NYC is in 'troubling times' amid shooting surge, but doesn’t need 'federal involvement': Cuomo

NEW YORK (1010 WINS) -- Gov. Andrew Cuomo on Wednesday described New York City as being in “very troubling times” amid a surge in gun violence and an uptick in graffiti — but said he told President Donald Trump there was “no need for federal involvement.” 

Trump on Monday threatened to send federal agents to cities including New York City to address crime and civil unrest. During a news conference on Wednesday, however, Cuomo said he told the president the “situation can be managed by the state, to the extent anything has to be done.” 

“I spoke to the president about it (yesterday). I said that I was also concerned about the increasing crime in New York City, and that people in New York City are concerned about the increasing crime,” he said. “New Yorkers understand the issues of crime in New York City. We are concerned about it; we are watching it; we are monitoring it.”

“But I have not declared a public safety emergency, and since the state hasn’t made a declaration I don’t see why there’s any reason why the federal government should take action,” he added. “And the president agreed with that, and said that we would talk if he thought circumstances changed.” 

Asked by 1010 WINS’ Juliet Papa what the state’s threshold would be to declare an emergency, Cuomo said he would “know it when you see it.” 

“I’m a native New Yorker, as you well know, and we’ve dealt with crime in New York City, and there have been ebbs and flows,” he said. “We’ve been talking to the mayor, I understand the pressures that are happening, and the dynamic that’s happening, and we’ve been working with the city to make certain changes.” 

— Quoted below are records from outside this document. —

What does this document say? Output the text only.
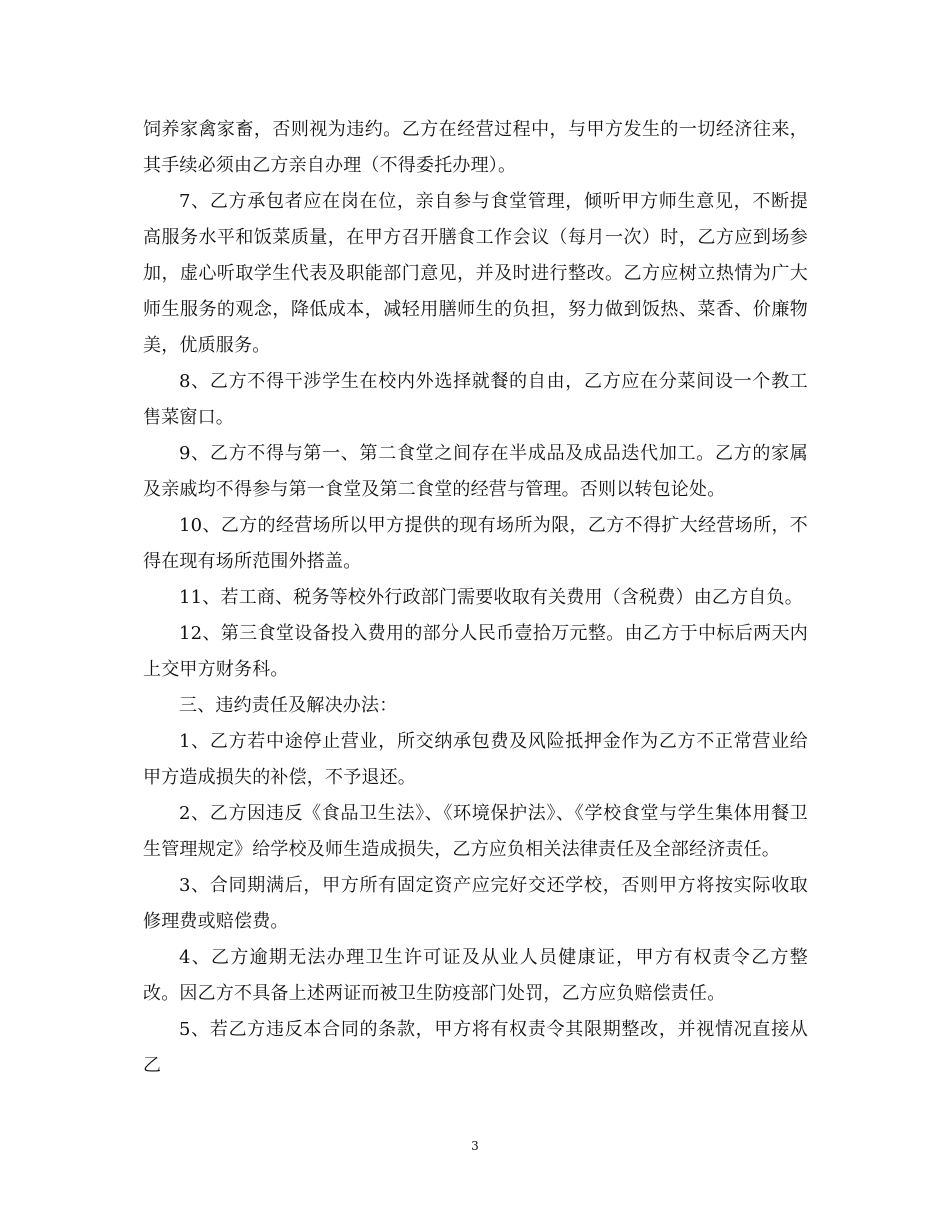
饲养家禽家畜，否则视为违约。乙方在经营过程中，与甲方发生的一切经济往来，其手续必须由乙方亲自办理（不得委托办理）。

7、乙方承包者应在岗在位，亲自参与食堂管理，倾听甲方师生意见，不断提高服务水平和饭菜质量，在甲方召开膳食工作会议（每月一次）时，乙方应到场参加，虚心听取学生代表及职能部门意见，并及时进行整改。乙方应树立热情为广大师生服务的观念，降低成本，减轻用膳师生的负担，努力做到饭热、菜香、价廉物美，优质服务。

8、乙方不得干涉学生在校内外选择就餐的自由，乙方应在分菜间设一个教工售菜窗口。

9、乙方不得与第一、第二食堂之间存在半成品及成品迭代加工。乙方的家属及亲戚均不得参与第一食堂及第二食堂的经营与管理。否则以转包论处。

10、乙方的经营场所以甲方提供的现有场所为限，乙方不得扩大经营场所，不得在现有场所范围外搭盖。

11、若工商、税务等校外行政部门需要收取有关费用（含税费）由乙方自负。

12、第三食堂设备投入费用的部分人民币壹拾万元整。由乙方于中标后两天内上交甲方财务科。

三、违约责任及解决办法：

1、乙方若中途停止营业，所交纳承包费及风险抵押金作为乙方不正常营业给甲方造成损失的补偿，不予退还。

2、乙方因违反《食品卫生法》、《环境保护法》、《学校食堂与学生集体用餐卫生管理规定》给学校及师生造成损失，乙方应负相关法律责任及全部经济责任。

3、合同期满后，甲方所有固定资产应完好交还学校，否则甲方将按实际收取修理费或赔偿费。

4、乙方逾期无法办理卫生许可证及从业人员健康证，甲方有权责令乙方整改。因乙方不具备上述两证而被卫生防疫部门处罚，乙方应负赔偿责任。

5、若乙方违反本合同的条款，甲方将有权责令其限期整改，并视情况直接从乙

3
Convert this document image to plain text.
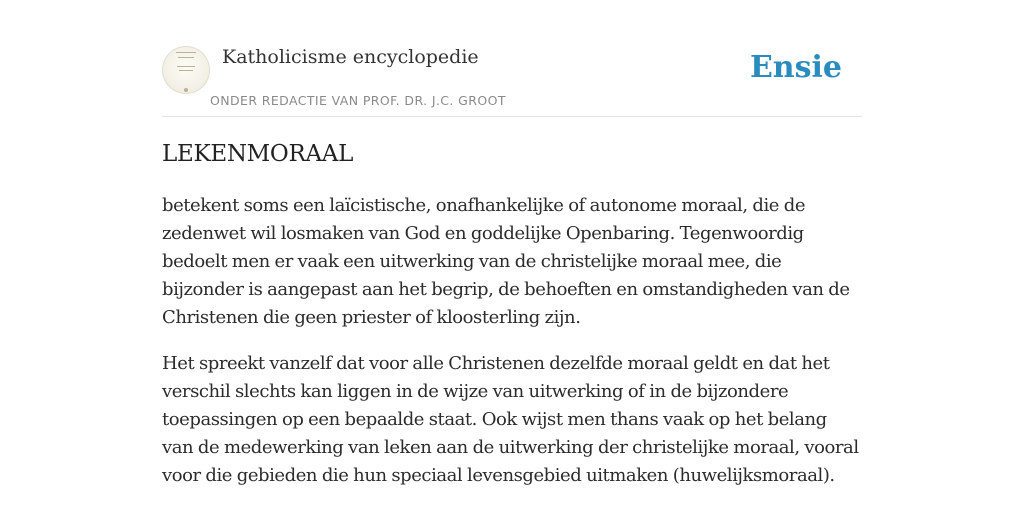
Katholicisme encyclopedie
ONDER REDACTIE VAN PROF. DR. J.C. GROOT
Ensie
LEKENMORAAL

betekent soms een laïcistische, onafhankelijke of autonome moraal, die de zedenwet wil losmaken van God en goddelijke Openbaring. Tegenwoordig bedoelt men er vaak een uitwerking van de christelijke moraal mee, die bijzonder is aangepast aan het begrip, de behoeften en omstandigheden van de Christenen die geen priester of kloosterling zijn.

Het spreekt vanzelf dat voor alle Christenen dezelfde moraal geldt en dat het verschil slechts kan liggen in de wijze van uitwerking of in de bijzondere toepassingen op een bepaalde staat. Ook wijst men thans vaak op het belang van de medewerking van leken aan de uitwerking der christelijke moraal, vooral voor die gebieden die hun speciaal levensgebied uitmaken (huwelijksmoraal).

“The city is in very troubling times, and we are seeing deterioration on a number of levels,” he added. “You have a sense of civil unrest that is going on, (and) then the graffiti on top of it all plays into this overall impression of the city in decline. And that is troubling, because you have the reality and the perception. If that is the perception, it becomes a problem in and of itself.” 

New York City should work to address its graffiti issue, the governor went on to say, maintaining the city “makes a big mistake in not addressing these situations.” 

“I mean, clean it up. What does it take? It’s spray paint. We know how to do these things, we did these things, we learned these lessons,” he said. 

“When you see these things going on, for people who have been in the city, they do see it as a return to the ‘bad old days.’ They do,” he added. “People who went through the city in the 70s and the 80s, it does look like this is a reversion, and it’s a problem.”